I had a similar dream last night. Too long and complicated to explain in detail, but I showed up at the church with a script in hand that I was supposed to perform with a guy in the service that night -- only I didn't have a guy. I grabbed someone I knew as "Kevin" and asked him if he thought he could memorize this real quick and do it with me and he said he could. Fast forward through 15 minutes or so of dreamworld weirdness . . . and it's time for the service to start, and Kevin is nowhere to be seen.
So, I grab another guy and ask him if he will at least read the script with me, which he says he will do, only I realize that I gave Kevin my only copy of the script. So, I hunt all over the building looking for Kevin and my script, to no avail. At this point, it's 10 minutes past time to start the service and the worship band has been vamping all that time, waiting for me because not only is this skit one of the first things in the service, but apparently, I'm leading the music as well. So, I walk onto the platform in front of the congregation -- suddenly realizing that I have no idea what this service is about, who's speaking, what we're singing, what my drama had to do with anything -- and I grab a mike.
And I start to talk. I tell everyone in the audience, "Folks, you'll have to forgive me here -- in the past few minutes I have completely spaced out and I'm not sure what I'm doing!" Everyone chuckles a little. I look at the band and get no hints at where I should go from here. But the music they're playing sounds a bit like "I'll Fly Away", so I start singing. Soon, I realize I don't remember the words to that, and so I start asking the congregation for requests of what they'd like to sing . . .
And I woke up. But funny thing is, I didn't wake up in a breathless state of panic like with my past actor's dreams -- I just woke up calmly trying to remember the verses to "I'll Fly Away". Even in my dream, I never exactly reached a state of frenzied anxiety. Somehow, I had complete confidence that if I stood on that platform and just honestly and humorously explained to everyone what was going on, they would forgive me, I'd find some way to work things out, and we'd all laugh about it later.

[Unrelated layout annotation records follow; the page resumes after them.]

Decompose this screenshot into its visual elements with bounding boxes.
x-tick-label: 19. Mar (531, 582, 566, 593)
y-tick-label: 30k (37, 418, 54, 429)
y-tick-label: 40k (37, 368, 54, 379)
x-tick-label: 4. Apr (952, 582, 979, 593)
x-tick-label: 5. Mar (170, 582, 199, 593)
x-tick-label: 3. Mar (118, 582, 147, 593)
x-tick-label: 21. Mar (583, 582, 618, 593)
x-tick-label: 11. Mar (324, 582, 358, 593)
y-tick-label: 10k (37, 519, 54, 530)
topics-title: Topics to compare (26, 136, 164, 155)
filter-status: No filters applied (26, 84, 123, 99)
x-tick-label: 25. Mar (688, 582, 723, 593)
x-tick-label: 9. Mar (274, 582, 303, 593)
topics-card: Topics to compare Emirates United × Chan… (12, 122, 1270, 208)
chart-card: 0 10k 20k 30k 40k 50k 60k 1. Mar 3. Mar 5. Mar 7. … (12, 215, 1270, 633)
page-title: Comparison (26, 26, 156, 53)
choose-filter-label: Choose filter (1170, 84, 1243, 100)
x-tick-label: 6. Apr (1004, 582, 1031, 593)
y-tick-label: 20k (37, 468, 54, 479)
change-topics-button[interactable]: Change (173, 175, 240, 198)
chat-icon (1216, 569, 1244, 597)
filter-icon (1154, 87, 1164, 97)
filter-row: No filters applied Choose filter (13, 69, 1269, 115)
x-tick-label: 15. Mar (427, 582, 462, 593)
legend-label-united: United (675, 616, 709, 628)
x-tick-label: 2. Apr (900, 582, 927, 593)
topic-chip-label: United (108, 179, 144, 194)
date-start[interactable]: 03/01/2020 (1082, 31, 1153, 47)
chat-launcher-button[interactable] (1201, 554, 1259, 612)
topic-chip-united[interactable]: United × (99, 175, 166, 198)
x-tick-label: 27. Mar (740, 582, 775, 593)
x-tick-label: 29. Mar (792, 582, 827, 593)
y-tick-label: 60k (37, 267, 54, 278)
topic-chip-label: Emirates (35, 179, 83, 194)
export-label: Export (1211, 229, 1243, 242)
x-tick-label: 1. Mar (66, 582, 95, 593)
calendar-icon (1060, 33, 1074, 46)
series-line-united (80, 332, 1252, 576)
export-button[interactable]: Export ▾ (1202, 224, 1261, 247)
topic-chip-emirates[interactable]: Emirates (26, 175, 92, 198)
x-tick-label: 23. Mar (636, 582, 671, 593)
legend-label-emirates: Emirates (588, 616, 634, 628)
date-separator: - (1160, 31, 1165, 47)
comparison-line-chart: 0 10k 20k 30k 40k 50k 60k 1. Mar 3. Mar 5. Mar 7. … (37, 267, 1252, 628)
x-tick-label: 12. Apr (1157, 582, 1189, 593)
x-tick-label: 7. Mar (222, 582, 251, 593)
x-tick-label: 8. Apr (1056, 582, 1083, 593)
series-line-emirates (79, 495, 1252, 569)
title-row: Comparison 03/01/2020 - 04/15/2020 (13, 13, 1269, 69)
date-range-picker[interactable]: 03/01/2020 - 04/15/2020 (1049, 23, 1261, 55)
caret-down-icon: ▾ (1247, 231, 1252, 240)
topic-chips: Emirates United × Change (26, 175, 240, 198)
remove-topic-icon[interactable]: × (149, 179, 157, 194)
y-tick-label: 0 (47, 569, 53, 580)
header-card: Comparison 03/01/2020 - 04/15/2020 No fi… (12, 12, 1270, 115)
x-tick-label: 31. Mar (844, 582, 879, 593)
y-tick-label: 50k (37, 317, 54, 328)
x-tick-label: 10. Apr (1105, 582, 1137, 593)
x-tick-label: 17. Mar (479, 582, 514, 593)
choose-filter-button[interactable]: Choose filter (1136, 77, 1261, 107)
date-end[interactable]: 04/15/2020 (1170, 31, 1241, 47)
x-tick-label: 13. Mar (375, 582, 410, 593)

Where'd I find that kind of composure? I know this wasn't reality, but I was still amazed at how self-assured I was. The situation called for running screaming into the night, and I just stood there spilling my guts to a room of strangers, not worried in the least at what they would think of me. Has my dreamworld self really matured that much in the last couple decades? And if so, has my real-world self matured in the same way?
I'm not sure I want to know. No, I do want to know -- I just don't want to experience the potentially disastrous situation I would have to go through to find out.